Participants: Rebecca Nolan (Biochemistry major, class of ‘09), Elyse Paterson (Biochemistry major, class of ‘09), Jack McSweeney (Chemistry major, class of ‘11)
Faculty: Dr. Jeremy McCallum, Department of Chemistry and Biochemistry
Abstract: Our genetic information is protected by single-stranded, Guanine-rich DNA called telomeres. These telomeres shorten with each cell division until a critical length is reached, whereby cells enter senescence and die. Telomeres naturally fold into G-quadruplex structures in vivo and are believed to be a main target of oxidative stress. This oxidative degradation of telomeres caused by reactive oxygen species (ROS) is purported to play a major role in telomere shortening. Understanding the mechanisms by which telomeres are degraded will shed insight into cell and organismal senescence.

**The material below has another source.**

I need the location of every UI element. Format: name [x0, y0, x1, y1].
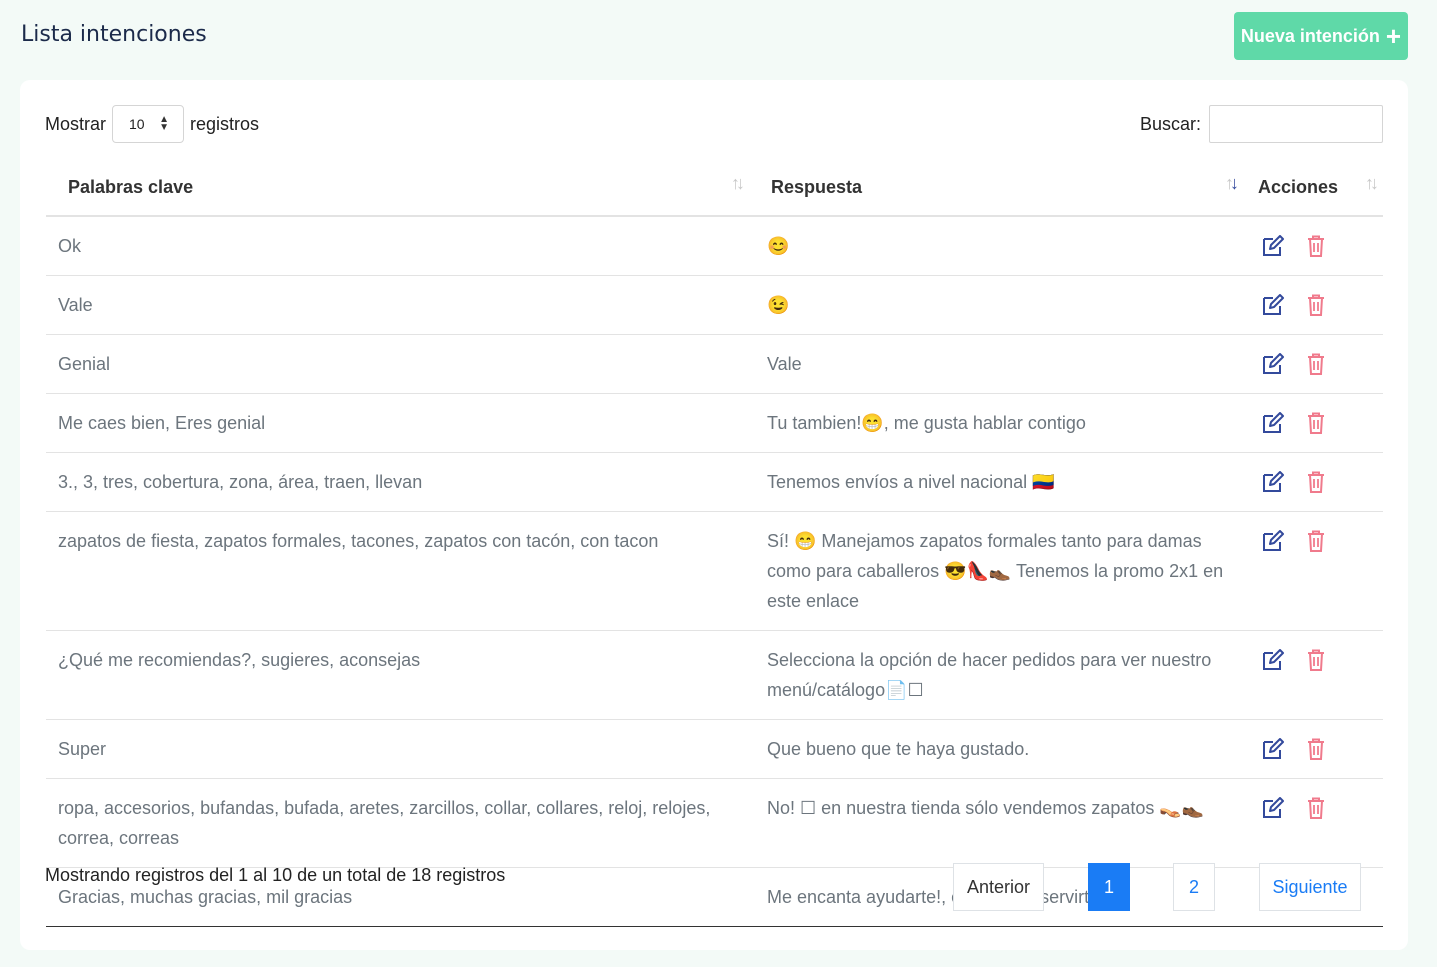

Our research project involves using DNA models to study the mechanisms by which oxidative damage impacts G-quadruplex structures. Our group has synthesized several hydrophobic guanine derivatives to study G-quadruplex reactivity. The self-assembling properties of these model derivatives to form G-quadruplexes were studied by NMR techniques. Photosensitized oxidation of G-quadruplexes and detailed product analyses was conducted to understand the mechanisms of DNA quadruplex oxidative degradation.
Presentation: This work was presented at the Gordon Research Conference on Photochemistry and the Southern California Conference on Undergraduate Research (SCCUR).
Funding: This project has been supported by Continuing Faculty Research Grants through the Seaver College of Science and Engineering.
Image caption (above): Becky Nolan prepares a sample for NMR analysis.